Negatives: Previous Role: The negatives are limited, but after the first two weeks of 2018, the poor form of Menegola saw some owners trade him out. Since then he has been terrific, however if he was to revert to the role which saw him struggle to hit the ground running, then his scoring will likely be affected.
Form: Menegola has struggled a touch over the past five weeks, managing just one hundred in this period. Whilst his scoring hasn’t been at all bad (91, 82, 115 and 97), these numbers aren’t what you should be looking for in a premium forward at such a critical time of the season.
Positives: Form: Up until round 13 Josh Dunkley had managed just one score in excess of 100 (117 in the 7-point loss to Sydney). Since then, the son of former-Swan Andrew Dunkley has taken up a role on-ball, managed four tons and a 99 for a monthly-average score of 108. The form he is in ranks Dunkley as the second-best forward, behind only Essendon boom recruit Devon Smith. Although some of his scores haven’t reached the heights of guys like Hawkins, Smith, Breust or Dangerfield, Dunkley has been super consistent. Not only is he winning more of the ball, Dunkley has laid 39 tackles in the past five matches – propelling him into a strong position with an improving average of 89.

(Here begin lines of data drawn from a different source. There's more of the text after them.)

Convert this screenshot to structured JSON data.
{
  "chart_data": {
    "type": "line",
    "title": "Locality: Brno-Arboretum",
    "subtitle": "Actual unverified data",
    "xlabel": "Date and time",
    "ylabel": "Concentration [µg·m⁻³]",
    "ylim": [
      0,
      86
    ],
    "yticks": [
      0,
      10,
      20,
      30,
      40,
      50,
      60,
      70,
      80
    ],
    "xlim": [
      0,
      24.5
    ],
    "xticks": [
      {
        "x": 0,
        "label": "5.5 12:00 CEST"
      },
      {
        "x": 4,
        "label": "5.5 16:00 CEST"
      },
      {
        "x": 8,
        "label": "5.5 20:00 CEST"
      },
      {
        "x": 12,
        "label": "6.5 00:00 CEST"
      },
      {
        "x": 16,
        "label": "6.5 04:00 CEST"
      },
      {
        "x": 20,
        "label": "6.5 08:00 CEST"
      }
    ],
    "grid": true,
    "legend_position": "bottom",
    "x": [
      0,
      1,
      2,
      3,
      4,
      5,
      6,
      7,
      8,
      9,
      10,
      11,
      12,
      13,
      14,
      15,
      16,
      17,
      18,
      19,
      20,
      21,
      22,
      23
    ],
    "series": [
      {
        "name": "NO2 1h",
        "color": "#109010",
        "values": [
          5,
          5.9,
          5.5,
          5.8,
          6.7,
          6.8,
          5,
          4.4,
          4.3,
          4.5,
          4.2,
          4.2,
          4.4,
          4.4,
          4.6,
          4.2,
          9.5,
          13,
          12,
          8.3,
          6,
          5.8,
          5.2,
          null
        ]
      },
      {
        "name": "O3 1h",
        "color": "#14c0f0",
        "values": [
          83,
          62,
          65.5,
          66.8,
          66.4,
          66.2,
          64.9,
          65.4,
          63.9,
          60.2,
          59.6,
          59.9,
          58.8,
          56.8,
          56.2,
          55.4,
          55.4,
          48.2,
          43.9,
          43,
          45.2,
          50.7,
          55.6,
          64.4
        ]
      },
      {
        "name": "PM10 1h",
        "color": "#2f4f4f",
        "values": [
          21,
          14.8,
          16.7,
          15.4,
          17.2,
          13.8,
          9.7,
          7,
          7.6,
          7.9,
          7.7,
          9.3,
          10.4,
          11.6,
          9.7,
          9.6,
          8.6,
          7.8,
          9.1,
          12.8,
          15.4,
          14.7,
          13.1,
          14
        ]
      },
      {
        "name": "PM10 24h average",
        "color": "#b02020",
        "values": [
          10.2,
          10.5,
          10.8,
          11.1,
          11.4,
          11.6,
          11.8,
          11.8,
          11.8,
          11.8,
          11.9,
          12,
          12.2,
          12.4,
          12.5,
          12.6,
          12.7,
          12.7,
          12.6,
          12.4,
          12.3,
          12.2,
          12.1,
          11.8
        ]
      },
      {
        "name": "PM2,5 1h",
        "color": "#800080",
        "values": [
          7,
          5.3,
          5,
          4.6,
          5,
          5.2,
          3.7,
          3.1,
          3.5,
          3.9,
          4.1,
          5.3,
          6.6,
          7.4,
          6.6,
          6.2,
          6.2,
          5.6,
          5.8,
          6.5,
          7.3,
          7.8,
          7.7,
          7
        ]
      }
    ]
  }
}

Uniqueness: Josh Dunkley’s name doesn’t spring to mind amongst coaches when thinking about premium forward options. His ownership had stayed below the 1% mark up until last week when the Premiership players form was clearly no longer a flash in the pan. This week, he has managed to force his way into Roy’s famous rolling 22. Dunkley has firmed as a terrific, unique forward line addition, with only 1% of the top 100 coaches owning him.
Negatives: Can He Keep It Up?: As Roy stated in his rolling 22 article, Dunkley has enough runs on the board now to install confidence in him as a premium option. However it was only a few months ago when he was struggling to get ahold of the footy and even lost his place in the Bulldogs side for a three round period. With a month of football still to be played, is there enough evidence to indicate he can keep this form rolling until the final siren sounds in round 23? So far in his young career, I would suggest perhaps not.

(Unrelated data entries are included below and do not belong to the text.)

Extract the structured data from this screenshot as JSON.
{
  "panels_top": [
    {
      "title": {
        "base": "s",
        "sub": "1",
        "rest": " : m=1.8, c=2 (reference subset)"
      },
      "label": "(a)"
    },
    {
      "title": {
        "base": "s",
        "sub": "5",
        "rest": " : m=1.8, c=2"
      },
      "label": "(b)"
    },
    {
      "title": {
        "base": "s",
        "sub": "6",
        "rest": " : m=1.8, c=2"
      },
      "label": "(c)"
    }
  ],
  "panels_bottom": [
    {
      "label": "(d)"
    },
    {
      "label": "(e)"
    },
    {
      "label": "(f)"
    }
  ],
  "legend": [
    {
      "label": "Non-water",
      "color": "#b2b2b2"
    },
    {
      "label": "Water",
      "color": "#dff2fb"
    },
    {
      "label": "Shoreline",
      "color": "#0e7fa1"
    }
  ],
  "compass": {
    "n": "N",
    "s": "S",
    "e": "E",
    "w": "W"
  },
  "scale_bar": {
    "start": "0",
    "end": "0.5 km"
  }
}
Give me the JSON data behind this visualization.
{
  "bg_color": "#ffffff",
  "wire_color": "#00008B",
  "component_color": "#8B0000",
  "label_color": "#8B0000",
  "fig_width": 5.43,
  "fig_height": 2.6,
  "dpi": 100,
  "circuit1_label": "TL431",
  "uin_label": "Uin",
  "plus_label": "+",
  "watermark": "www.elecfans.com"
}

Ceiling: Whilst Dunkley has been one of the most consistent forwards over the past few rounds, his ceiling leaves a bit to be desired, with a top score of just 117 extending back to round four. Almost all of the other premium forward options boasting high scores far higher than Dunkley’s. He’s no match-winner, if that happens to be the type of forward you’re after.
Verdict: Whilst Sam Menegola has been the better performer across the seasons entirety, Dunkley is the man in form at the right time. Both equipped with MID/FWD dual position status, I prefer the Western Bulldog in this situation.